Google’s Eric Schmidt has said, on a few occasions, how he thinks that teenagers should have a right to be forgotten (or a delete button for their past). This right would allow for teenagers to delete information posted about them (either by themselves or other parties, like their parents) if they deemed that information embarrassing. There is a certain logic to this idea; we all do stupid things as teenagers that we’d rather people didn’t remember (and the internet has a long memory). Outside of the European Union (which has discussed the idea seriously since 2010), this idea was mostly academic in the United States.
Recently, California enacted a law that allows minors to remove content they posted (starting in 2015). The California law is relatively limited: it only allows for the individual to delete content they generated, but companies do not have to remove this information from their servers. The law also does not allow for the deletion of others’ postings of the person’s content. In other words, you can delete your own tweets but not the retweets (or shared statuses, or any number of other forms of digital sharing). This seemingly makes the law rather toothless, but the idea raises a number of concerns.
First, as the Center for Democracy and Technology points out in the BBC article above, there is a potential chilling effect. Content hosting sites might limit their functionality for younger users since they rely on posted data for their advertising revenue, due to legal uncertainty. This is a fair concern, but one that likely will not come to pass. The California law does not permit a person to delete reposts of their content or have the content deleted from the site’s servers. These limitations ensure that some value remains in what younger internet users post to sites like Facebook or Twitter, even if these users can delete the original post. Facebook can, for example, still analyze whatever marketing data produced by the status (even if it is deleted) because they retain a copy of it.
The second concern, as addressed by law professor Jeffery Rosen in the Stanford Law Review, is more difficult to navigate. There are free speech concerns in allowing individuals to potentially shape what others have to say about them online. People could potentially abuse the right to be forgotten to squelch criticism. Even without a right to be forgotten, people occasionally try to force other internet users to take down embarrassing information about them. Shortly after the Super Bowl, Beyonce’s publicist tried to get content aggregation site Buzzfeed to remove a number of unflattering photos of the singer. Instead of taking the photos down, Buzzfeed opted to highlight a few of the more humorous photographs. These photographs then moved on to internet meme status as the disagreement became news, highlighting how hard it is to remove information posted by others on the internet. If the right to be forgotten existed at the time, Beyonce and her attorneys might have had the photos removed through a legal order. Furthermore, such a broad right to be forgotten is likely unconstitutional. The Supreme Court stated that the First Amendment protects the right to publish truthful information that one acquired legitimately (Florida Star v. B.J.F., 491 U.S. 524 (1989)). This precedent likely applies to information published by third parties.

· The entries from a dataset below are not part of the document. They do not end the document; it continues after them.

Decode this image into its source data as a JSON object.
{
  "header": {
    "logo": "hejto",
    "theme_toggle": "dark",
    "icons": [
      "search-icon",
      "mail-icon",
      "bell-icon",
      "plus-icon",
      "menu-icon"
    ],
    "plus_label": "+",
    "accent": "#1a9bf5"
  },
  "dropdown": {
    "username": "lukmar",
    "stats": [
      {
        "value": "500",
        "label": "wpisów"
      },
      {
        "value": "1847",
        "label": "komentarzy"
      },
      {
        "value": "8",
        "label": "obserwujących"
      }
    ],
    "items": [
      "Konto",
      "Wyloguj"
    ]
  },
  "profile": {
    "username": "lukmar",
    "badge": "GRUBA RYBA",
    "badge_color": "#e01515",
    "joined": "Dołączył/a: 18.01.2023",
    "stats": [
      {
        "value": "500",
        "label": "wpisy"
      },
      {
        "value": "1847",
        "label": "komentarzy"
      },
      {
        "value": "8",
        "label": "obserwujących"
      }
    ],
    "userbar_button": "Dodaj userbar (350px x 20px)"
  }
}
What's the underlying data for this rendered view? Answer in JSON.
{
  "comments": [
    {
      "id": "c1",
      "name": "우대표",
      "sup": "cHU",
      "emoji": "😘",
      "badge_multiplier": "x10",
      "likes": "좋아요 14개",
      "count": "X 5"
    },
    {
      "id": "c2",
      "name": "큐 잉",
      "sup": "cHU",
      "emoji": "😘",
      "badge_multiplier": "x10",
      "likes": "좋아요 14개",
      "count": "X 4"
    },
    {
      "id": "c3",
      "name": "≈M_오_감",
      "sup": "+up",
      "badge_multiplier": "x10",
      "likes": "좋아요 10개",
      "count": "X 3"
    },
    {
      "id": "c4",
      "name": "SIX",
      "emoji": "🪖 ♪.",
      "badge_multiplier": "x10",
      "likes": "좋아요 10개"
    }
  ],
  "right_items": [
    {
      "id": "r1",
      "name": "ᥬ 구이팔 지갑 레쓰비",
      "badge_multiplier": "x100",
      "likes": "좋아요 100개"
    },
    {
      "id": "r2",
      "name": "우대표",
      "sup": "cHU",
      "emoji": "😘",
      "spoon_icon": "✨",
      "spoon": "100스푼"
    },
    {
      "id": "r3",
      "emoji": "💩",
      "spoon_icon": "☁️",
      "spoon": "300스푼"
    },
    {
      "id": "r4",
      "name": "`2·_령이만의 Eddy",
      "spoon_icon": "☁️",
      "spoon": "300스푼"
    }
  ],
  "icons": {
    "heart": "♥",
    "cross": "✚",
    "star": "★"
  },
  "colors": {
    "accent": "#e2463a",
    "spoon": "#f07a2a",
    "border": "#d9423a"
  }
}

In other news, Dish Network’s ad-skipping technology on the Hopper avoided getting enjoined in a Los Angeles Federal court. The ad-skipping software can stay in place until the case concludes. The actual opinion was not released, however, so I can’t say more on that in the meantime.
Finally, Valve announced that they will release their own Linux-based operating system (called SteamOS). While I’m a little skeptical of the odds of getting the whole PC gaming community (or even a large portion of it) to move to Linux, SteamOS does have some neat features worth looking into further. The major intriguing one (for me) is the ability to stream games installed on one device to another device on the same network. As someone who occasionally likes to game in front of his TV (usually playing a strategy game of some type), that sounds like a useful feature.
Anyway, that’s it for today. See everyone on Friday.